Я не решилась вываливать на нее все сразу.
– Насколько плохо? – мама уже все поняла.
– Совсем плохо, – голос дрогнул и продолжила я уже сквозь слезы: – Его нет.
Она слабо охнула. Послышался обеспокоенный баритон Дениса Дмитриевича, плеск воды, и продолжил уже он сам:
– Чем помочь, Маша?
– Чем тут можно помочь? Если с похоронами, то я заказала их в фирме. Если только приехать, но не знаю, стоит ли.
– Доча, – трубку снова взяла мама. – Ты извини, но я не поеду. Две вдовы у гроба – это перебор. Да и видеть я эту Лилию не хочу. Отвратительная бабенка. А что с ним случилось?
Я рассказала, подтвердив мамин вывод о пакостном характере второй папиной жены. Мама пообещала, что дозвонится до Макса, а я принялась обзванивать всех остальных. Позвонила деду, потом папе на работу, потом некоторым папиным друзьям, телефоны которых у меня были. Предупредила всех и пошла в универ.

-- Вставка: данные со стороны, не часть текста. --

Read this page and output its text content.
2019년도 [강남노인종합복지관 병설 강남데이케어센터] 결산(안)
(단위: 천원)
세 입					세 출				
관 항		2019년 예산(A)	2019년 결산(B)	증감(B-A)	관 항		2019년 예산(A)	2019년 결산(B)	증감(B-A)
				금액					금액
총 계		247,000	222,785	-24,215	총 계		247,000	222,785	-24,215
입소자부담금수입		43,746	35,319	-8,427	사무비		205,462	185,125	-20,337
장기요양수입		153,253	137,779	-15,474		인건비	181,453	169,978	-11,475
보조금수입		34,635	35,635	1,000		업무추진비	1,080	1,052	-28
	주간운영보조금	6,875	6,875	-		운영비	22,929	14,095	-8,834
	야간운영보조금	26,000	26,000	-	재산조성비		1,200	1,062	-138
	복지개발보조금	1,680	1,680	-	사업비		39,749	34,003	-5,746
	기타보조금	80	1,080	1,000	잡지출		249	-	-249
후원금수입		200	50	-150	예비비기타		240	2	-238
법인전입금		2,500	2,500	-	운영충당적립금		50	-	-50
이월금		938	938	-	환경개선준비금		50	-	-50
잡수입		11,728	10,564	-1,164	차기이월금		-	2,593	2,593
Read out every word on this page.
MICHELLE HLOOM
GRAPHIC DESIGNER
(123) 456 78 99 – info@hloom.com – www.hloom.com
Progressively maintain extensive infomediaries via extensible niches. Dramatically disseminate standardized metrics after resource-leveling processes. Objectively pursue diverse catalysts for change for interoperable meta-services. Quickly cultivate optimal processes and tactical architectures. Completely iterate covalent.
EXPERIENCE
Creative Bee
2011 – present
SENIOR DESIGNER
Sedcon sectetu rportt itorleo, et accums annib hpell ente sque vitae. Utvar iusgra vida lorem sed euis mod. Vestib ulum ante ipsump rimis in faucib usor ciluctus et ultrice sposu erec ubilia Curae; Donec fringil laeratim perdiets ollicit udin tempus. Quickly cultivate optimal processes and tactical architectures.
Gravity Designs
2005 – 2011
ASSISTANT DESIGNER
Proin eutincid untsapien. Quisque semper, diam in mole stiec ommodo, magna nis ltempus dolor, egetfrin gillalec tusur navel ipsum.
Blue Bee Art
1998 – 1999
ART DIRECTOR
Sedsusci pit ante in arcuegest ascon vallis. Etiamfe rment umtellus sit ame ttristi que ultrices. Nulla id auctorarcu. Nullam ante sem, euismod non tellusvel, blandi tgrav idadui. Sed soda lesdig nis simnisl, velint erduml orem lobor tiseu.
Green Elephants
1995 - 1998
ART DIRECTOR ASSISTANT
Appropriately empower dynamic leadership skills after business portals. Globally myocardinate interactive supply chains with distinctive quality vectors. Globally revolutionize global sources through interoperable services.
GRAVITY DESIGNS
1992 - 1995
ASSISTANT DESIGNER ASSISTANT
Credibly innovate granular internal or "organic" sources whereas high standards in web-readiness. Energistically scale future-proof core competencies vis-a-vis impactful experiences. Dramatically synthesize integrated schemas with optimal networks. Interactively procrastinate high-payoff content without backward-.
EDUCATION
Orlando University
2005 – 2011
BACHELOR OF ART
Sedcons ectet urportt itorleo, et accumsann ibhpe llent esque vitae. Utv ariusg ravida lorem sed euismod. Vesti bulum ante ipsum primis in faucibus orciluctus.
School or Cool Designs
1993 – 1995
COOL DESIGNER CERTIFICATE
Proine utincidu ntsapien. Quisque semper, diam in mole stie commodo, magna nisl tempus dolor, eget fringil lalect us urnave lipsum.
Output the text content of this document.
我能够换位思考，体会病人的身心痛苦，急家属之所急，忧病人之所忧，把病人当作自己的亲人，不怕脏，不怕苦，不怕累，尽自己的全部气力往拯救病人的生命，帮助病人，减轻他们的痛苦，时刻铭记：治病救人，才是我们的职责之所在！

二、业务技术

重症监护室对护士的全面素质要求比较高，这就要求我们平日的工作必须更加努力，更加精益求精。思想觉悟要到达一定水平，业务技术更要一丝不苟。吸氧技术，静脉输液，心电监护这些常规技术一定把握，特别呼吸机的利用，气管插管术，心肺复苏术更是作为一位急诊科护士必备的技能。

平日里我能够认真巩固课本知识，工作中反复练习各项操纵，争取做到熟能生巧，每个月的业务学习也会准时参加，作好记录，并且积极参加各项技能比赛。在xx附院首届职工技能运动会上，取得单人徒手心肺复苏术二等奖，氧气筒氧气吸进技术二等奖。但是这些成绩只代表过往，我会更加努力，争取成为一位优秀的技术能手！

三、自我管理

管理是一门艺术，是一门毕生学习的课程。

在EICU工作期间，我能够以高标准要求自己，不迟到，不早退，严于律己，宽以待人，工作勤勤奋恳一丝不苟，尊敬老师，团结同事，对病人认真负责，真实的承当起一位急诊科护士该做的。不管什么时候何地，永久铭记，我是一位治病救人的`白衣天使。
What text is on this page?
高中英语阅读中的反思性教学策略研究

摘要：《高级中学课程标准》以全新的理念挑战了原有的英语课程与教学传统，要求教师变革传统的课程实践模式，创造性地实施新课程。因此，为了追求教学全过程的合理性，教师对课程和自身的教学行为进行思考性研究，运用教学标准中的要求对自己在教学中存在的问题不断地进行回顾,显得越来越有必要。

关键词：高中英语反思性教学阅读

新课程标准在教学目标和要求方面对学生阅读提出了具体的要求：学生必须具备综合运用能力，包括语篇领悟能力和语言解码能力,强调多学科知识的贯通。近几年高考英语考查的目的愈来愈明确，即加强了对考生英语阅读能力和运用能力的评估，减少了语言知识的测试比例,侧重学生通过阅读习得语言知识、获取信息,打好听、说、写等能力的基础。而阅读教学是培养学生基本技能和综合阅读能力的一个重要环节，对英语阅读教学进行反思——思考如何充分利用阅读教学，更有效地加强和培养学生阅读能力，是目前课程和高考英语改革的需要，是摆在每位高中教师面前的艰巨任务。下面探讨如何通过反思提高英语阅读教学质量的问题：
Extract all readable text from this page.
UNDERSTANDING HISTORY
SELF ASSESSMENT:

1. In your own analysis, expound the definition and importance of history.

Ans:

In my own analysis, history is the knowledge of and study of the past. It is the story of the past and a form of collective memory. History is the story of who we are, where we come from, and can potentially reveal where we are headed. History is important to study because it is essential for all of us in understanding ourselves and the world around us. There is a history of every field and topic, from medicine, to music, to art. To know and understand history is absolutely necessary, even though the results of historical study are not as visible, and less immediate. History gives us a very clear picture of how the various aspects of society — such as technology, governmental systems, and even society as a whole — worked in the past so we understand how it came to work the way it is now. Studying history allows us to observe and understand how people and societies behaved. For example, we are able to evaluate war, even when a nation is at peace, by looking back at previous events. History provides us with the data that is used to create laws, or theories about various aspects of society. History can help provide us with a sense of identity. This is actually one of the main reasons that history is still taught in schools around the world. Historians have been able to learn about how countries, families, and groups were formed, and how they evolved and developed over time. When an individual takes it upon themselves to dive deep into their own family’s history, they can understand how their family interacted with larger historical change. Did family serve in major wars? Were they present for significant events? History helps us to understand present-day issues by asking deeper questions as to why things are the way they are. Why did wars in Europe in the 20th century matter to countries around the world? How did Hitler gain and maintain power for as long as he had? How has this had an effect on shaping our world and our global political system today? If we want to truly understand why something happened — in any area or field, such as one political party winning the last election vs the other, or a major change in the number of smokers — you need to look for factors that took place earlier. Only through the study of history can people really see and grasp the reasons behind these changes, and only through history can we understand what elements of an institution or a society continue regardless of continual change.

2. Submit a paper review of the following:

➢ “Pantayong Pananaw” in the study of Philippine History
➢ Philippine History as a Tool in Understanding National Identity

Учиться не могла, просто зашла в деканат, написала заявление на положенных три дня отпуска. Пошаталась по городу до работы, потому что сил говорить ни с кем не было.
Когда пришла в больницу, Власта Евгеньевна обняла меня за плечи и сказала:
– Сочувствую, моя дорогая. Но что поделаешь? Нужно жить дальше.
Интересно, а она откуда об этом узнала? Я никому на работе не сообщала.
Я бледно улыбнулась. Вернее, попыталась улыбнуться, но губы скривились в какой-то жалкой гримасе.
– Может, ты домой пойдешь? – заботливо предложила она. – Тебе ведь наверняка не до работы.
Я представила себя одну-одинешеньку среди огромной пустой квартиры, на голом полу со смартфоном в руке и решительно отказалась. Уж лучше здесь, среди людей. Покачав головой, начальница вспомнила:
– Тебя тут весь день какая-то фифа домогалась. Говорила, что очень уж ты ей нужна.
Соображала я сегодня из рук вон, поэтому догадаться, кто это, не смогла.
Власта Евгеньевна вытащила из журнала записку и прочла:
– Софья Валерьевна Морозова. Ее выписали сегодня, она просила тебя ей позвонить. Типа она тебя поблагодарить хочет лично. Телефон вот, – и она подала мне бумажку.
Чтобы не возникло лишних вопросов, записку я взяла. Но при первой же возможности выбросила ее в урну. Не буду я никому звонить. Выслушивать от любящей мамочки дифирамбы ее замечательному сыночку я не собиралась.
Смена прошла как обычно. На следующий день прилетел Макс, увидел нашу квартиру, ужаснулся. Обозвал Лилию мерзкой стервой и пообещал поговорить с ней по душам. Мне было все равно. Я устала так, как не уставала никогда в жизни. Причем это была не физическая усталость, а моральная. А мне гораздо легче, набегавшись за день, упасть без задних ног и крепко уснуть, чем беспокойно ворочаться всю ночь напролет, не в состоянии сомкнуть глаз.
Потом еще один день пролетел как в угаре, и наступила пятница. Она оказалась черной. День похорон. Когда хоронили бабушку, было гораздо легче. Потому что вокруг меня была вся наша семья. И еще я понимала, что эта смерть была естественной: бабушке было уже много лет.